Has The Bar Been Set Too Low For "Style Icons" and Role Models?
May 13 2014
The CFDA will soon be anointing Rihanna as the "Fashion Icon of the Year" at its annual dinner this coming June. The ostensible purpose of the award is to recognize her "contribution to fashion".
Of course, the award is not actually a surprise to anyone who tuned into the most recent Paris Fashion Week scene. Rihanna was everywhere that mattered including mugging for the cameras in a Chanel shopping trolley with Cara Delavigne. Judging by the sheer number of orchestrated appearances she made during PFW, it was obvious that a push was underway by the fashion establishment (brands, magazine editors, etc.) to anoint her a style icon and/or role model to be emulated by younger customers the world over.
To her credit, Rihanna is not only a beautiful young woman but she is legitimately talented. And, it's refreshing to see a woman of color being embraced by an industry that doesn't exactly have a history of being at the forefront of diversity. She's also reasonably stylish (minus that infamous denim thong) or at least her stylists did a good job of putting her together for the various shows and parties she attended throughout PFW. In short, there is much to recommend her. Alas, you'll have to forgive me for being a detractor.
Personally, I believe that there is much more to style than looking good in clothes. Style extends to how you choose to live your life. I don't think that someone who pursues a relationship with and publicly defends a man who brutally beat her or, who glamorizes drug taking or, who chronicles her nights out at strip clubs or, routinely posts sexually explicit images of herself and others should be held out as either a style icon or role model.

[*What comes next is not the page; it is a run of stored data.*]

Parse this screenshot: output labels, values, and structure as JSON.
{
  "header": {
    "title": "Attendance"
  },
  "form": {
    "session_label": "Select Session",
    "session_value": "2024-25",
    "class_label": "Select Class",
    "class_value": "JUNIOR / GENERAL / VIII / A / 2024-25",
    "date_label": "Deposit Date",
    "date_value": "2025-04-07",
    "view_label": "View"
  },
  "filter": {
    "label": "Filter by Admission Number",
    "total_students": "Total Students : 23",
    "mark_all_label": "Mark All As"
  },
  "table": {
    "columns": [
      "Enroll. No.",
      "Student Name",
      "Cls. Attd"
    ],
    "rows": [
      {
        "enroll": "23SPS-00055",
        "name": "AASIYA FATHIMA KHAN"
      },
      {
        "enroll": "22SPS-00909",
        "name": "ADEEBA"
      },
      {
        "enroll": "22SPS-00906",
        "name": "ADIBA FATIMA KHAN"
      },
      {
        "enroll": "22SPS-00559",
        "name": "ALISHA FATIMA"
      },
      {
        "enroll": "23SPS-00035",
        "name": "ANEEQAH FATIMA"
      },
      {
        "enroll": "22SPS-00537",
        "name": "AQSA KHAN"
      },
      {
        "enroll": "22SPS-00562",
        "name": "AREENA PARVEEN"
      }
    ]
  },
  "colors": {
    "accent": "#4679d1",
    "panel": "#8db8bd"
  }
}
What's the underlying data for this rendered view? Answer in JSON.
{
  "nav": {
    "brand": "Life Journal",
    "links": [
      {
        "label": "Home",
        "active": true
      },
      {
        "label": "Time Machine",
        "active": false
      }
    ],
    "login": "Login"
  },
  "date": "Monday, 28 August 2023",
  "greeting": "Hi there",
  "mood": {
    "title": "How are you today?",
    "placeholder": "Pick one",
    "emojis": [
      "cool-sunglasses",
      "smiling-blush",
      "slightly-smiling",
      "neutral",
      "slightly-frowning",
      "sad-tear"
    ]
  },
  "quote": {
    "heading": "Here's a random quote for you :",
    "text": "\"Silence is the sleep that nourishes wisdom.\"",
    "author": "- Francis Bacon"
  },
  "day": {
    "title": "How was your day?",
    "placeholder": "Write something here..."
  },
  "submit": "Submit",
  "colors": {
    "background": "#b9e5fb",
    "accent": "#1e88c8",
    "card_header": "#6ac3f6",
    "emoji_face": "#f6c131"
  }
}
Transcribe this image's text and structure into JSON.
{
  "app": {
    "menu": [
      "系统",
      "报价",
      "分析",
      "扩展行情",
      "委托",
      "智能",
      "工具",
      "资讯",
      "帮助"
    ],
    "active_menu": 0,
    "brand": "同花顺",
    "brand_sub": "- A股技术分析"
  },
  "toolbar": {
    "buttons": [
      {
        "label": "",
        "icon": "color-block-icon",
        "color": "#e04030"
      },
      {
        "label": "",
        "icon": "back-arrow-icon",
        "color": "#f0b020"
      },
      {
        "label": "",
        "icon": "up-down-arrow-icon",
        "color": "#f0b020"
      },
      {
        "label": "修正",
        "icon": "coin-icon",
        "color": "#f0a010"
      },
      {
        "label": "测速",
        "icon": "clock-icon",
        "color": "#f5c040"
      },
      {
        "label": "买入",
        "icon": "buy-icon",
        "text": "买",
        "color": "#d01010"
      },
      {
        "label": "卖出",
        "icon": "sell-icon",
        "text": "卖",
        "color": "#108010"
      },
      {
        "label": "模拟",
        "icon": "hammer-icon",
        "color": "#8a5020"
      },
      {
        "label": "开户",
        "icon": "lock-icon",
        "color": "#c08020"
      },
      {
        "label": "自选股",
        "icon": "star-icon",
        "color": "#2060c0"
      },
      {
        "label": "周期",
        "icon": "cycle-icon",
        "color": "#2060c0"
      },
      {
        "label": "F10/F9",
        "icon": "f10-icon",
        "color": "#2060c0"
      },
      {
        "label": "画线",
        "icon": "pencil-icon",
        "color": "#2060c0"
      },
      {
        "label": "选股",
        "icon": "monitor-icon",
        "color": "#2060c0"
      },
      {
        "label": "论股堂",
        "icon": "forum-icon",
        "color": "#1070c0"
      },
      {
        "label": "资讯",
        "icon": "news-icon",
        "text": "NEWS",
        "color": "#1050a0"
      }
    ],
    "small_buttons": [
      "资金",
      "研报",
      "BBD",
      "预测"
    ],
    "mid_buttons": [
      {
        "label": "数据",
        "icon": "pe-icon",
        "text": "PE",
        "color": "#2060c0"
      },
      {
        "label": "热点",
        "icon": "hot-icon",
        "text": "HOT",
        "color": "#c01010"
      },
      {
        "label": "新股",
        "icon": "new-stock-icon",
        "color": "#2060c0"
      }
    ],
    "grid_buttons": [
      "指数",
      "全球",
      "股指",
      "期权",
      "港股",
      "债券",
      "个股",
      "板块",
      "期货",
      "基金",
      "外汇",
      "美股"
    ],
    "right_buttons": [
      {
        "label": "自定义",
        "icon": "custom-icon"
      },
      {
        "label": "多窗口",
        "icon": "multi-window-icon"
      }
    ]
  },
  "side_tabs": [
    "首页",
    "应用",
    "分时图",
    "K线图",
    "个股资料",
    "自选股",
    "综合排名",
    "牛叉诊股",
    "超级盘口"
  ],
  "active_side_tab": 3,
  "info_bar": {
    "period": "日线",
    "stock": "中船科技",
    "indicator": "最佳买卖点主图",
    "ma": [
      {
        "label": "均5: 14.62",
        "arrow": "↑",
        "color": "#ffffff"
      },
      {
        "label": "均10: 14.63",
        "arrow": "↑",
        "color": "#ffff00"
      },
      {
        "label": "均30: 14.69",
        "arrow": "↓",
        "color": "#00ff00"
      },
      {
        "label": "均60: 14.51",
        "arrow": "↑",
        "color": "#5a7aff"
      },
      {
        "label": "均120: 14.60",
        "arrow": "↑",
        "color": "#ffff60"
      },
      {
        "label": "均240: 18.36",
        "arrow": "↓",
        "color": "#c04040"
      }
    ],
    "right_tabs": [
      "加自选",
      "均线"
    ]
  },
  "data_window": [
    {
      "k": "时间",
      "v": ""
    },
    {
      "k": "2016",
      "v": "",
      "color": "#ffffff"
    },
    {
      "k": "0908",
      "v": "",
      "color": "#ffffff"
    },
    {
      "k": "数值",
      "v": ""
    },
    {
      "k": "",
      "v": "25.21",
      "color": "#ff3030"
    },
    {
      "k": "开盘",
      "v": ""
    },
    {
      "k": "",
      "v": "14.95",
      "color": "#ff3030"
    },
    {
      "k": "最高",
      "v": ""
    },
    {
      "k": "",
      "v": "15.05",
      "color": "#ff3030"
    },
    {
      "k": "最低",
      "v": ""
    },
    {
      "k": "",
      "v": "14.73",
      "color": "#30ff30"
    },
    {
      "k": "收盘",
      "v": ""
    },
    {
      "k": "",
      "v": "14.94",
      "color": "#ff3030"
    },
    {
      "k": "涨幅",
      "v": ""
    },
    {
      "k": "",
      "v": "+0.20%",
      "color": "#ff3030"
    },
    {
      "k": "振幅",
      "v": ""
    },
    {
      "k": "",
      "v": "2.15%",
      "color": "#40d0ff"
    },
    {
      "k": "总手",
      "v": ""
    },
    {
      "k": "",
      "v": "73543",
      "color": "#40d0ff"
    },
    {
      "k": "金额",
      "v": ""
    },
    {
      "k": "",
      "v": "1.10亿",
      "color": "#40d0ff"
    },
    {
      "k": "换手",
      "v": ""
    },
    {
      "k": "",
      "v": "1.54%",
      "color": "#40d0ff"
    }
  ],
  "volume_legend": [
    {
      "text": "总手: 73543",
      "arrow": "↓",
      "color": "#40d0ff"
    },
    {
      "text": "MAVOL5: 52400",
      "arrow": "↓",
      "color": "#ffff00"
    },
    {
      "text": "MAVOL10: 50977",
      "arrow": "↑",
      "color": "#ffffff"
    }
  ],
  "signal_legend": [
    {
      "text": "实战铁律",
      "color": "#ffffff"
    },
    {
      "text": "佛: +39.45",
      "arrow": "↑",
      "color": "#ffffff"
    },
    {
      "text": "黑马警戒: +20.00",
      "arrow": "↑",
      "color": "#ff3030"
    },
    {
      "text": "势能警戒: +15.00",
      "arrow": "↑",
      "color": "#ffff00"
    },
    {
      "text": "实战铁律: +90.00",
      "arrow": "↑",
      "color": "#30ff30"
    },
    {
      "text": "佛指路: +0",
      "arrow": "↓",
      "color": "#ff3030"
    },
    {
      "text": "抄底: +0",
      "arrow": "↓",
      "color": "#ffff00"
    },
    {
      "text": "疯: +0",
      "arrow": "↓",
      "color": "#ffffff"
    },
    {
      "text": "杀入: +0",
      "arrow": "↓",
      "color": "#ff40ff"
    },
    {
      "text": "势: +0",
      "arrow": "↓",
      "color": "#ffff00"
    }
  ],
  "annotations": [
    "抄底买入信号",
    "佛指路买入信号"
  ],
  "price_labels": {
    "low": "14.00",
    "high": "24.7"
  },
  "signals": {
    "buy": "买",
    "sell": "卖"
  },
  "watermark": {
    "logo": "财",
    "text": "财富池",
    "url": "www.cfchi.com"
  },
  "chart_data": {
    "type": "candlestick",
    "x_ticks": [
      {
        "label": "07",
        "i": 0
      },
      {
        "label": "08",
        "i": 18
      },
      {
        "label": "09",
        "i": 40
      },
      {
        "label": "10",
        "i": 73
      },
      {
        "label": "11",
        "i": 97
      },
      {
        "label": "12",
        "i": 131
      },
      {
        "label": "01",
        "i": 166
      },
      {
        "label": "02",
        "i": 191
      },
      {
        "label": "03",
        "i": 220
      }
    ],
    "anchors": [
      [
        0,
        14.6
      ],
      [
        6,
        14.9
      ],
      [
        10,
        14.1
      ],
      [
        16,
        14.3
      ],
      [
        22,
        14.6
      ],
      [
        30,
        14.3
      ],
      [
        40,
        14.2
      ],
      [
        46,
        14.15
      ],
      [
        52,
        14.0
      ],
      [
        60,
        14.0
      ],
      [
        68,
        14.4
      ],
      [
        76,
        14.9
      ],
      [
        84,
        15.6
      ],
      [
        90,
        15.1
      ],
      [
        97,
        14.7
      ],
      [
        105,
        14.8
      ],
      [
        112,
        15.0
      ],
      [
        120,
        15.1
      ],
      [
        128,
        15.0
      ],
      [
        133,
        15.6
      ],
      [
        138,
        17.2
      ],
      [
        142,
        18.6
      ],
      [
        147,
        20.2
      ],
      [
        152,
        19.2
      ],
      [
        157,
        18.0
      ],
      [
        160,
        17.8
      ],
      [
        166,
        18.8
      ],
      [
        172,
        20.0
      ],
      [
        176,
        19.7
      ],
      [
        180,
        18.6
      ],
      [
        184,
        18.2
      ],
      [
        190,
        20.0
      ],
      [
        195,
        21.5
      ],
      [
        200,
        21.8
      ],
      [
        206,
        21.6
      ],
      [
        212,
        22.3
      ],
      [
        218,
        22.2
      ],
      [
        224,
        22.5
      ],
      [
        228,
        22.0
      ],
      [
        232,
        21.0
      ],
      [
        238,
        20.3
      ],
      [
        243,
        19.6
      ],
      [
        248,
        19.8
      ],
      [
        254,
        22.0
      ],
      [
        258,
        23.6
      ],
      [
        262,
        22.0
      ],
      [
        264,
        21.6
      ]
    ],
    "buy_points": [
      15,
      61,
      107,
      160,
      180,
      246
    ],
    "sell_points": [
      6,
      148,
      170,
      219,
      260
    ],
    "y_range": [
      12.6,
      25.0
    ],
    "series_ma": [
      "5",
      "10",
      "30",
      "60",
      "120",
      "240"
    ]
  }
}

From where I sit, she is yet another pop star with a messy personal life and a propensity to make bad personal decisions. While we're all entitled to make our mistakes in life, I don't think chronically bad behaviour should be rewarded with CFDA accolades, lucrative fashion week appearances, cosmetics contracts and magazine covers. Moreover, there are other young, talented and accomplished women of color who have managed to navigate the world of celebrity with considerably more grace and aplomb than Rihanna: Janelle Monáe, Lupita N'Yongo, Jourdan Dunn, Kerry Washington and Solange Knowles (whatever her reasons, who amongst us hasn't fantasized about laying into a foul-mouthed rapper who has built a career on degrading women) all leap to mind. Why not them?
No doubt the brands, the magazines and Rihanna will each profit handsomely from these business arrangements. But what about the young women and girls who will be influenced by her? They deserve better.